After a few other attempts — Guinness and Capri Sun, Guinness and Fanta — Curran returned to Monster, mixing Guinness and the energy drink’s Pipeline Punch. He actually liked that one and would continue to make more and more Gonster variants over the next several months as his online following grew. By late 2020, quite a few other Irish and U.K.-based TikTokers began copying him, though none seemed to use the Gonster or Billie Irish nomenclature just yet.

A Gonster Summer

We may never know who was the first to make Gonster, a.k.a. the Billie Irish, nor who was the first to coin the names — and I’m not sure that matters or is the point. Like rum and Coke or gin and tonic, certain flavor combinations naturally find each other and it’s certainly possible the Gonster could have been independently discovered, and named, in Ireland, Florida, or at Patel’s convenience store in a small 9,000-person English village.

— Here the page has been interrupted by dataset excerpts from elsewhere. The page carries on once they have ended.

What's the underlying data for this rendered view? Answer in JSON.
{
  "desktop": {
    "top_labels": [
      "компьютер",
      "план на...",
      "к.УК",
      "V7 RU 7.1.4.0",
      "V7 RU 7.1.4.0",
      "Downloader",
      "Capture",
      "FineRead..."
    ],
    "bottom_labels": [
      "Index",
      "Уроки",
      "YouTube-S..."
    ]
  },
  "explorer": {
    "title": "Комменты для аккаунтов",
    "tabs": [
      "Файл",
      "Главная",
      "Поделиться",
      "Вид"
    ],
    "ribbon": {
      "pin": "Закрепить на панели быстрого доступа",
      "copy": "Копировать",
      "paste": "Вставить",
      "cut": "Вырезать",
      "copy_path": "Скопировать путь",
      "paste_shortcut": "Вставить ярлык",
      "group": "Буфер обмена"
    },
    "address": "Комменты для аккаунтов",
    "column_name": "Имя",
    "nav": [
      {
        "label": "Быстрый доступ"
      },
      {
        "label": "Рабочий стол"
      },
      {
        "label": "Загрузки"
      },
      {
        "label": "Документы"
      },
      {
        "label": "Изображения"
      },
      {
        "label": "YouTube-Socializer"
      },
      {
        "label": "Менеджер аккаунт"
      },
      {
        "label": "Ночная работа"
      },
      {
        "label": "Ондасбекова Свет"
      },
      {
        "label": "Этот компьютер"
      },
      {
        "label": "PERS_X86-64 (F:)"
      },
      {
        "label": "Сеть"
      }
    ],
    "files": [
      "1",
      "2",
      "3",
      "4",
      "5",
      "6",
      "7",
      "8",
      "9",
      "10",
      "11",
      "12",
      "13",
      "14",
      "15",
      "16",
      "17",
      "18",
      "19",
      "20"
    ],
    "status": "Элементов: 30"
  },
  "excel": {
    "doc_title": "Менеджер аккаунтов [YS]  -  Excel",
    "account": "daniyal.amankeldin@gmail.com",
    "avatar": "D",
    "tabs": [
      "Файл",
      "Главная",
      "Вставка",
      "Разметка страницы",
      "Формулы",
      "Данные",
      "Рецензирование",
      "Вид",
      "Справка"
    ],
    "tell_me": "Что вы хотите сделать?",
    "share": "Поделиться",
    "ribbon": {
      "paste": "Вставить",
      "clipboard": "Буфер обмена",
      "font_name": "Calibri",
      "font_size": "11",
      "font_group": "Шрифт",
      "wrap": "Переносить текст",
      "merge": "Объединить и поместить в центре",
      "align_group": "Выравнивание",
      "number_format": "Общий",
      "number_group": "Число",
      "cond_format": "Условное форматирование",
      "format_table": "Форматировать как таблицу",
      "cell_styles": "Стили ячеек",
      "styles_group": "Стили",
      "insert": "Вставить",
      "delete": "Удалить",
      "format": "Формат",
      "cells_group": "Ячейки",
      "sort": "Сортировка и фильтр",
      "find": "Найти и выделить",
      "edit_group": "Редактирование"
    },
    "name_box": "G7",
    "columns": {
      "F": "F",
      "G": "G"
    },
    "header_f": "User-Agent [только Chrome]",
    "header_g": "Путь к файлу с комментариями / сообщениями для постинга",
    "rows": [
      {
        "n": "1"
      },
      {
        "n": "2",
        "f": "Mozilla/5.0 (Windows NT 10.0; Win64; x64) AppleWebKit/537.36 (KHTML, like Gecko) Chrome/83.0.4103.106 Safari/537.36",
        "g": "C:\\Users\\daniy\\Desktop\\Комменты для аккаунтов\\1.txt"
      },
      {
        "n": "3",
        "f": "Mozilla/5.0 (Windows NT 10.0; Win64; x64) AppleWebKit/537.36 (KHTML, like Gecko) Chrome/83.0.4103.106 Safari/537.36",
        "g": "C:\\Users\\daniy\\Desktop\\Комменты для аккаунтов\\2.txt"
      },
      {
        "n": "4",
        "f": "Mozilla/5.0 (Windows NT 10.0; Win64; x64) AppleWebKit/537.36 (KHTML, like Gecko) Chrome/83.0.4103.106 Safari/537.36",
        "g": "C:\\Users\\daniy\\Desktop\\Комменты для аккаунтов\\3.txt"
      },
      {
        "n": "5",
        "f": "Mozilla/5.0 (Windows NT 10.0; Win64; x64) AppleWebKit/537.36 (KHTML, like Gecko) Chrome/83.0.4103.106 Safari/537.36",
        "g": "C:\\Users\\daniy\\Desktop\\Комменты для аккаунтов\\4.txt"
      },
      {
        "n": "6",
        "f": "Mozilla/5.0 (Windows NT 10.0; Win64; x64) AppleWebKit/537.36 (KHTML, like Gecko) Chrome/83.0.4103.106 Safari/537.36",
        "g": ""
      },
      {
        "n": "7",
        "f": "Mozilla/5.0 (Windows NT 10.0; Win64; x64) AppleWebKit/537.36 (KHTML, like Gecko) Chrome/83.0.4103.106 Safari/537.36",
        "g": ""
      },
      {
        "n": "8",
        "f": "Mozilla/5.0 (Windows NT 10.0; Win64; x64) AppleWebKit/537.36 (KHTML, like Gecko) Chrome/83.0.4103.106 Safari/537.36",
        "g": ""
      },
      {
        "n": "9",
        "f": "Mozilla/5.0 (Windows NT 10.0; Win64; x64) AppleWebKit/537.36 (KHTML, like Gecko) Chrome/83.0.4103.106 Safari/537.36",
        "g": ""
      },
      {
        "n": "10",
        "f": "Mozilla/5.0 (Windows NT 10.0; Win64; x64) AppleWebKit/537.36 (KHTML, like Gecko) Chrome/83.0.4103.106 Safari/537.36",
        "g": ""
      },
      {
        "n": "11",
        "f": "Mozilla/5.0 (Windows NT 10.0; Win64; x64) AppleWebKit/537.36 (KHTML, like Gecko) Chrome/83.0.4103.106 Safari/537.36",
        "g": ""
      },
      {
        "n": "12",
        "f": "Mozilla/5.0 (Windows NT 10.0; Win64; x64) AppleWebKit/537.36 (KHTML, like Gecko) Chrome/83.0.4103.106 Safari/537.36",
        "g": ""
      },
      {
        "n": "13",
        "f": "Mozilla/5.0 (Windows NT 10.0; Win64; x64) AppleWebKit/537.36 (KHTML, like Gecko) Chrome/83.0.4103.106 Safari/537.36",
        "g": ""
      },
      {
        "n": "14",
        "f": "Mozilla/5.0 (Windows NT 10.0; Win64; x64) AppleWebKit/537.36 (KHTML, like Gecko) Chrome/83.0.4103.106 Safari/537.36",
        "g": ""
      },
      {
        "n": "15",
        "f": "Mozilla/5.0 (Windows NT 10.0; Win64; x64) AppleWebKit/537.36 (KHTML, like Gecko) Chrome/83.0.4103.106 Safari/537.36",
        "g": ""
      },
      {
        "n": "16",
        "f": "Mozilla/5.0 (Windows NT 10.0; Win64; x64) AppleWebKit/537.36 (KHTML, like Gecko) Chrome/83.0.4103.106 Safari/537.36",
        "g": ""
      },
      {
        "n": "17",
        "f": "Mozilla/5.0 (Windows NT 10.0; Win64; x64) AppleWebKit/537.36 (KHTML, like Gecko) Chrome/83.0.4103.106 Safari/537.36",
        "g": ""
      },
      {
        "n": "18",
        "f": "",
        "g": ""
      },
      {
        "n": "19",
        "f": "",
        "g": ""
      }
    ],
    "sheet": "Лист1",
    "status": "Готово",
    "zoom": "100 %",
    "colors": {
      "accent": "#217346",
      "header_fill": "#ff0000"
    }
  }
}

What matters more is that, after a few false starts over the last few years, the drink finally entered the internet firmament this spring and is now headed toward the mainstream this summer. In fact, could this possibly become the vaunted “drink of the summer”?

If that occurs, unlike previous “drinks of the summer,” 2024’s will not be one that has been Astroturfed on the internet by liquor brands (see: Aperol Spritz), publicists (see: the Espresso Martini), or celebrities (see: the Negroni Sbagliato). It will be a drink of the summer that was started organically and that people are now making because they actually enjoy it.

Or maybe they, too, just want to go viral online.